I thought I had learned Swedish already but did not understand more than a few words when old people spoke dialect. I heard on TV a while ago that they use the dialect still. The world is much smaller than it was those days.
However as I am from Karelia, maybe I have closer roots with the boys from Austerbotten. Thus I may suck a little of their ur-heredity. ... shit the same, we Karelians have our fast mouth and of course Kalevala the Finns have borrowed from us. Nevertheless, as a mutual interest for us in Scandinavia it may be a good thing when we all may point 70000 years backwards.
Those with old stone culture do not want to realise that many old cities are ruins. The empire of Alexander lasted for thirteen years and the Indian people are still dark brown with raven black hair. That is in spite of the Aryans supposed to have found India. These were big jumps to and fro, but the fact is that we have also some symbols from India in our rock carvings.

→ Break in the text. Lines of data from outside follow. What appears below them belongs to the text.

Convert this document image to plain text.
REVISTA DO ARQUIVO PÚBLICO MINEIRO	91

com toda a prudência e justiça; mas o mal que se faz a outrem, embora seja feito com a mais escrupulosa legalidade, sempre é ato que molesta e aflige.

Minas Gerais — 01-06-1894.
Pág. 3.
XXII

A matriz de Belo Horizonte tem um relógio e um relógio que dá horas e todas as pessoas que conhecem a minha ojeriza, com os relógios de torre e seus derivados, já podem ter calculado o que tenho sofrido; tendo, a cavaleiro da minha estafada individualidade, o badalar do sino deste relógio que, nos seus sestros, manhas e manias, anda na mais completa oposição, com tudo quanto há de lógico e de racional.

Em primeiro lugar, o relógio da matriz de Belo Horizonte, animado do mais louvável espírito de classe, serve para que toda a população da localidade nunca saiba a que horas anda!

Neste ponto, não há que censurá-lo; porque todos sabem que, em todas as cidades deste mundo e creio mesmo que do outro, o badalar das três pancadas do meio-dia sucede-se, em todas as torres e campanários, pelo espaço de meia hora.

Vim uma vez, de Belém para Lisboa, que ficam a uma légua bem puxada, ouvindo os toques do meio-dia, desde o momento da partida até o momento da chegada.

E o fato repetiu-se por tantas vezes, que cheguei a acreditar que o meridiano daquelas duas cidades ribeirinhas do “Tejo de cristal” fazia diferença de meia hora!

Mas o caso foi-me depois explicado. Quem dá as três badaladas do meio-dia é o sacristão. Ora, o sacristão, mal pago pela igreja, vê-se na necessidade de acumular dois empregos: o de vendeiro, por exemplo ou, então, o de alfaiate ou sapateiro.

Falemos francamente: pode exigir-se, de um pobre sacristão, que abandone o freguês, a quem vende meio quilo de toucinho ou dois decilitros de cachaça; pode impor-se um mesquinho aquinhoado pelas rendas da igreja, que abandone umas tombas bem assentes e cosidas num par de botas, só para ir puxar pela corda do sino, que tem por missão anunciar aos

A square from the rock of Ole Pedersen Alta ca 4000 BC.
To the left "She who gives birth".
The oldest astro-square of Scandinavia is found at Alta and approximately from 4200 BC. A sort of square is also found on late shaman drums used almost until our days.
Bergbukten 1 at Alta Norway
This is only a little cut from a big rock-carving and they date it to 2700 -- 1700 BC. What do gods or abstract ideas look like? I don't know, but I think they tried to picture periods like half moons during the season in this picture. Maybe they got impressions from south and wanted to make their own moon calendar.
It is almost a law that in periods when mankind is not sure of the "time" or new ideas the pictures are non-figurative. Pablo Picasso was the latest in trying catching a new time … that of the machinery deforming mankind. Some of the figures maybe made in that way. Other in the Sumerian way in merging different images to something new. We also use strange words for novelties. The Norwegians are still "throwing around" their radio waves in the word "krinkasting".
The two way lines are surely Watergate and the Water-snake that orient us in the night sky. The big "fallen man" is of the same family as for instance the one at the Norrkauping calendar and why not the big crocodile in Egypt that was replaced with a young one at Ramadan.